И влево рванулись машины, и, ополоумев, рванулась старуха (или это кто?!), потащила, дергая его изо всех сил, вперед. Еще секунда – бешеное колесо проехало бы по его ногам.

Он отскочил, вырывая отчаянно из ее пальцев свой локоть, старуха шатнулась от толчка и упала.

Дико завизжали тормоза.

– Задавил!.. Господи, задавил! Задавил!

Толпа надвигалась, она сжимала справа, слева, со всех сторон, и пробирались сквозь нее вперед любопытные, а он спиной выдавливался назад, стараясь, чтоб незаметно, но все быстрее, быстрей.

– С ней кто-то был? Был с ней кто-нибудь, а?…

Зеленый свет. Он шел быстро назад через проспект опять на ту сторону, тротуар все ближе, сдерживаясь, чтобы не побежать.

Завыла за спиной сирена «скорой». Как быстро… Он оглянулся и сразу завернул за угол дома.

Он шел по какому-то переулку вниз. Сворачивал, снова сворачивал. Стало отчего-то опять много людей. Навстречу шли, кто-то перегнал. Мальчишка вдруг выскочил из ворот, наскочил на него.

Тихого места не было, хотя совсем стемнело. Ноги больше не шли. Сесть. Надо сесть.

За что?! Колесо прошло в сантиметре, даже меньше от его сандалет. Проклятая. Костлявая…

Маленький сквер. Скамейки. Но всюду сидят.

Он пошел наискось. Вот, свободная, почти в кустах. Положил рядом пакет с больничным барахлом. Синяк, наверное, на левой руке над сгибом, куда вцепилась (какая сила была невозможная!..).

Надо уходить. Не к Антошке, к себе. Скорее…

Он все гладил правой ладонью то место на левой руке.

Когда добрался он до больничных ворот, они были замкнуты на ночь на цепь. Он двинулся вдоль решетчатой ограды к боковым воротам.

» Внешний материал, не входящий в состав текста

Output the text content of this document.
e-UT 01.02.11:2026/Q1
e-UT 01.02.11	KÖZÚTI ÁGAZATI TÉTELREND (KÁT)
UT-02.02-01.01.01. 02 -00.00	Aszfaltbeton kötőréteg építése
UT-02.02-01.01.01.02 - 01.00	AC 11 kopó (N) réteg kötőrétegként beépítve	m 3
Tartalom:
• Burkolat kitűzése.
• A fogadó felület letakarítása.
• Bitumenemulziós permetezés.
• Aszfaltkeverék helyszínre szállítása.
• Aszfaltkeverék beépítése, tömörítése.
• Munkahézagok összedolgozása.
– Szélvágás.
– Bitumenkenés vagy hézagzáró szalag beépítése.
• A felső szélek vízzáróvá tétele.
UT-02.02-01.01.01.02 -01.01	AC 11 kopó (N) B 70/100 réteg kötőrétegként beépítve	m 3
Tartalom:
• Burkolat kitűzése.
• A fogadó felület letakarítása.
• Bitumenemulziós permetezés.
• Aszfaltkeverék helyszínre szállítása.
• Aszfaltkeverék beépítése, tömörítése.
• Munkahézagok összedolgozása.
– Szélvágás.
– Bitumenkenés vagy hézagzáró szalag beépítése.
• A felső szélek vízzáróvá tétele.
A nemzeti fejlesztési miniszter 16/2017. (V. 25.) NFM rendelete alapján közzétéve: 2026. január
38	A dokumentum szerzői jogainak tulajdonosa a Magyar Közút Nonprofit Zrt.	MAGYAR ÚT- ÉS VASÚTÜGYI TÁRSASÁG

Он шел, шел вдоль решетки. Боковые ворота, он дергал их, были заперты.

Теперь он шел медленно, очень медленно и смотрел вниз: может, подкопано где-то, кто-нибудь пролезал ведь под оградой… Фонари светили бледно, очень редкие.

Вон, скорее всего. Он раздвинул мятый бурьян, нагнулся.

Наверное, это был собачий лаз, такой узкий и маленький.

Тогда он стал на колени, прикинул, лег на живот. Совсем вжался в землю, как небольшая, наверное, эта собака, просунул голову, толкнул вперед целлофановый пакет и пополз.